The central bank said the ceiling and floor rates of the corridor of the OPR are correspondingly increased to 2.25 per cent and 1.75 per cent, respectively.

“The sustained reopening of the global economy and the improvement in labour market conditions continue to support the recovery of economic activity.

“These have partly cushioned the impact of the military conflict in Ukraine and the strict containment measures in China,” Bank Negara said in a statement today.

The central bank said that over the course of the Covid-19 crisis, the OPR was reduced by a cumulative 125bps to a historic low of 1.75 per cent to support the economy.

The unprecedented conditions that necessitated such actions have since abated.

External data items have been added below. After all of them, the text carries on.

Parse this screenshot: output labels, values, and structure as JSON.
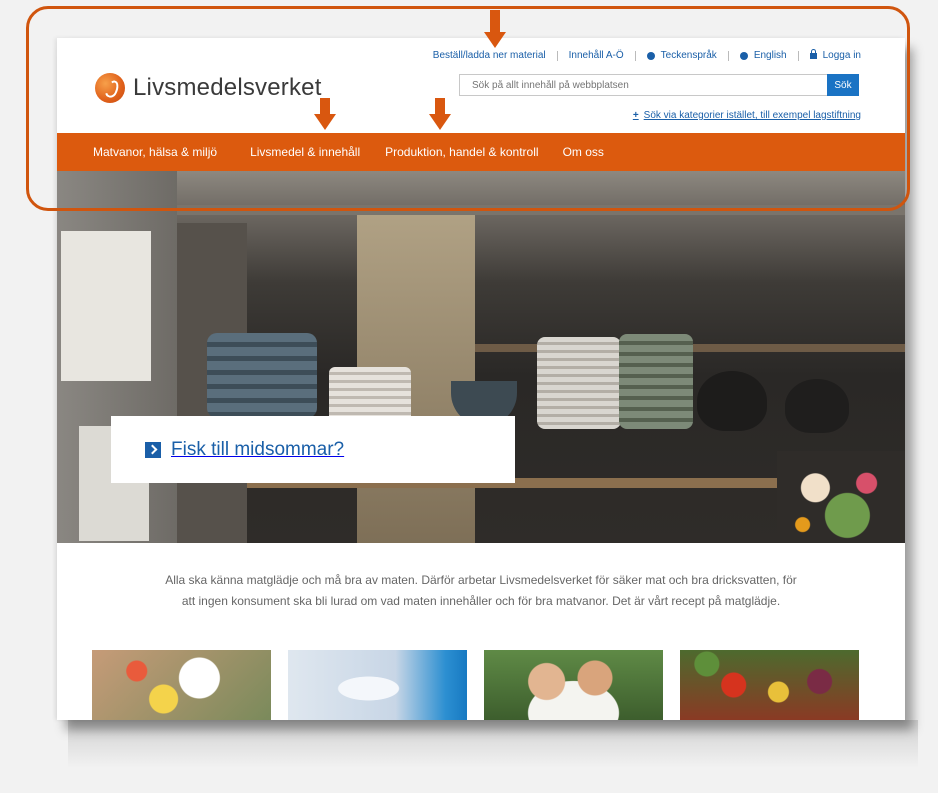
{
  "site": {
    "logo_text": "Livsmedelsverket"
  },
  "toplinks": {
    "order": "Beställ/ladda ner material",
    "az": "Innehåll A-Ö",
    "sign": "Teckenspråk",
    "english": "English",
    "login": "Logga in"
  },
  "search": {
    "placeholder": "Sök på allt innehåll på webbplatsen",
    "button": "Sök",
    "category_link": "Sök via kategorier istället, till exempel lagstiftning"
  },
  "nav": {
    "items": [
      {
        "label": "Matvanor, hälsa & miljö"
      },
      {
        "label": "Livsmedel & innehåll"
      },
      {
        "label": "Produktion, handel & kontroll"
      },
      {
        "label": "Om oss"
      }
    ]
  },
  "hero": {
    "promo_text": "Fisk till midsommar?"
  },
  "intro": {
    "line1": "Alla ska känna matglädje och må bra av maten. Därför arbetar Livsmedelsverket för säker mat och bra dricksvatten, för",
    "line2": "att ingen konsument ska bli lurad om vad maten innehåller och för bra matvanor. Det är vårt recept på matglädje."
  },
  "colors": {
    "nav_bg": "#dc5a0e",
    "link_blue": "#1a5fa8",
    "search_button": "#1a73c4",
    "annotation": "#d0550e"
  },
  "icons": {
    "logo": "livsmedelsverket-logo-icon",
    "sign": "sign-language-icon",
    "globe": "globe-icon",
    "lock": "lock-icon",
    "plus": "plus-icon",
    "chevron": "chevron-right-icon",
    "annotation_arrow": "arrow-down-icon"
  }
}
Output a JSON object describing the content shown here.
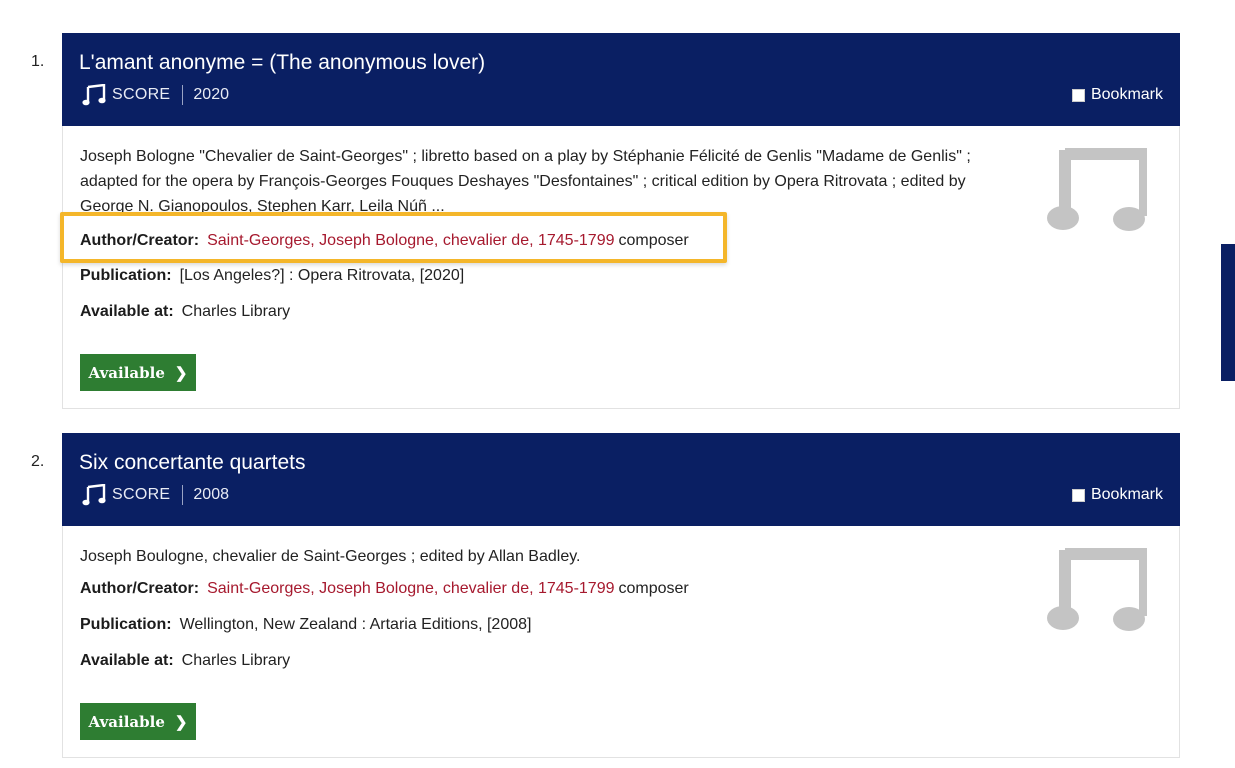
{
  "results": [
    {
      "number": "1.",
      "title": "L'amant anonyme = (The anonymous lover)",
      "format": "SCORE",
      "year": "2020",
      "bookmark_label": "Bookmark",
      "description": "Joseph Bologne \"Chevalier de Saint-Georges\" ; libretto based on a play by Stéphanie Félicité de Genlis \"Madame de Genlis\" ; adapted for the opera by François-Georges Fouques Deshayes \"Desfontaines\" ; critical edition by Opera Ritrovata ; edited by George N. Gianopoulos, Stephen Karr, Leila Núñ ...",
      "author_label": "Author/Creator:",
      "author_name": "Saint-Georges, Joseph Bologne, chevalier de, 1745-1799",
      "author_role": "composer",
      "publication_label": "Publication:",
      "publication": "[Los Angeles?] : Opera Ritrovata, [2020]",
      "available_at_label": "Available at:",
      "available_at": "Charles Library",
      "button_label": "Available",
      "thumbnail_icon": "music-note-icon"
    },
    {
      "number": "2.",
      "title": "Six concertante quartets",
      "format": "SCORE",
      "year": "2008",
      "bookmark_label": "Bookmark",
      "description": "Joseph Boulogne, chevalier de Saint-Georges ; edited by Allan Badley.",
      "author_label": "Author/Creator:",
      "author_name": "Saint-Georges, Joseph Bologne, chevalier de, 1745-1799",
      "author_role": "composer",
      "publication_label": "Publication:",
      "publication": "Wellington, New Zealand : Artaria Editions, [2008]",
      "available_at_label": "Available at:",
      "available_at": "Charles Library",
      "button_label": "Available",
      "thumbnail_icon": "music-note-icon"
    }
  ],
  "colors": {
    "header_bg": "#0a1f63",
    "author_link": "#a6192e",
    "available_button": "#2e7d32",
    "highlight_border": "#f4b62a",
    "thumbnail_gray": "#c4c4c4"
  }
}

With the domestic growth on a firmer footing, the MPC decided to reduce the degree of monetary accommodation.

This will be done in a measured and gradual manner, ensuring that monetary policy remains accommodative to support sustainable economic growth in an environment of price stability.

Bank Negara said inflationary pressures had increased sharply due to a rise in commodity prices, strained supply chains and strong demand conditions, particularly in the US.

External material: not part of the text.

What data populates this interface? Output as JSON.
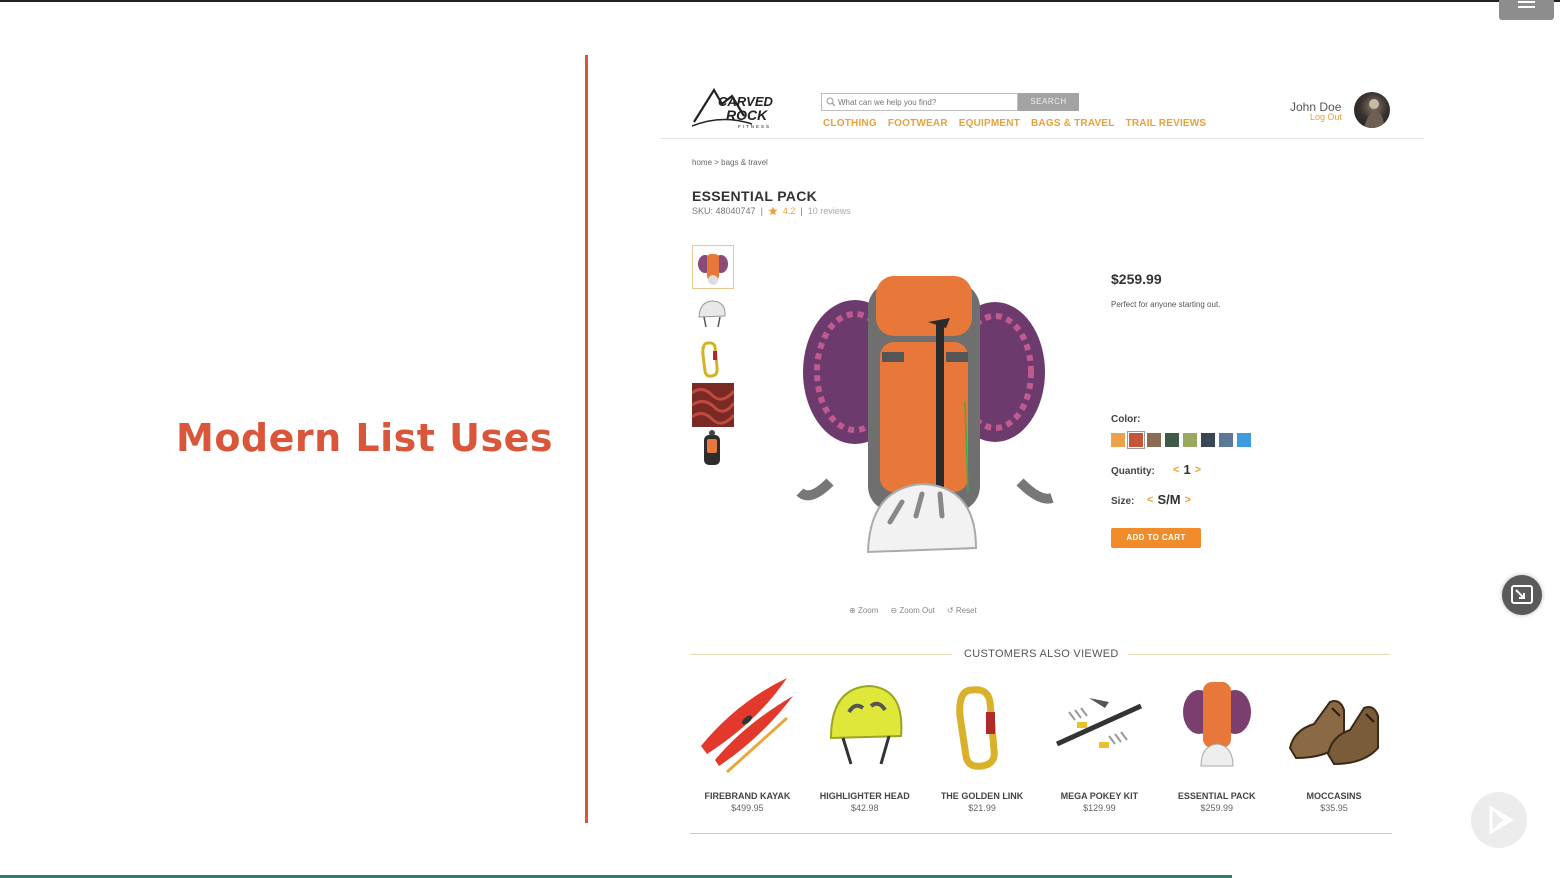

Consequently, several central banks are expected to adjust their monetary policy settings faster to reduce inflationary pressures.

Bank Negara noted that the global growth outlook would continue to be affected by the developments surrounding the conflict in Ukraine, Covid-19, global supply chain conditions, commodity price shocks, and financial market volatility.

Meanwhile, Bank Negara said for the Malaysian economy, the latest indicators show that growth is on a firmer footing, driven by strengthening domestic demand amid sustained export growth.

The labour market is further lifted by a lower unemployment rate, higher labour participation and better income prospects.

“The transition to endemicity on April 1, 2022, would strengthen economic activity, in line with further easing of restrictions and the reopening of international borders,” it said.

Bank Negara said headline inflation is projected to average between 2.2 per cent and 3.2 per cent in 2022.

“Given the improvement in economic activity amid lingering cost pressures, underlying inflation, as measured by core inflation, is expected to trend higher to average between 2.0 per cent – 3.0 per cent in 2022.

“Nevertheless, upward pressure on prices would be partly contained by existing price controls and the continued spare capacity in the economy,” it said.

Bank Negara added that the inflation outlook continues to be subject to global commodity price developments, arising mainly from the ongoing military conflict in Ukraine and prolonged supply-related disruptions and domestic policy measures on administered prices.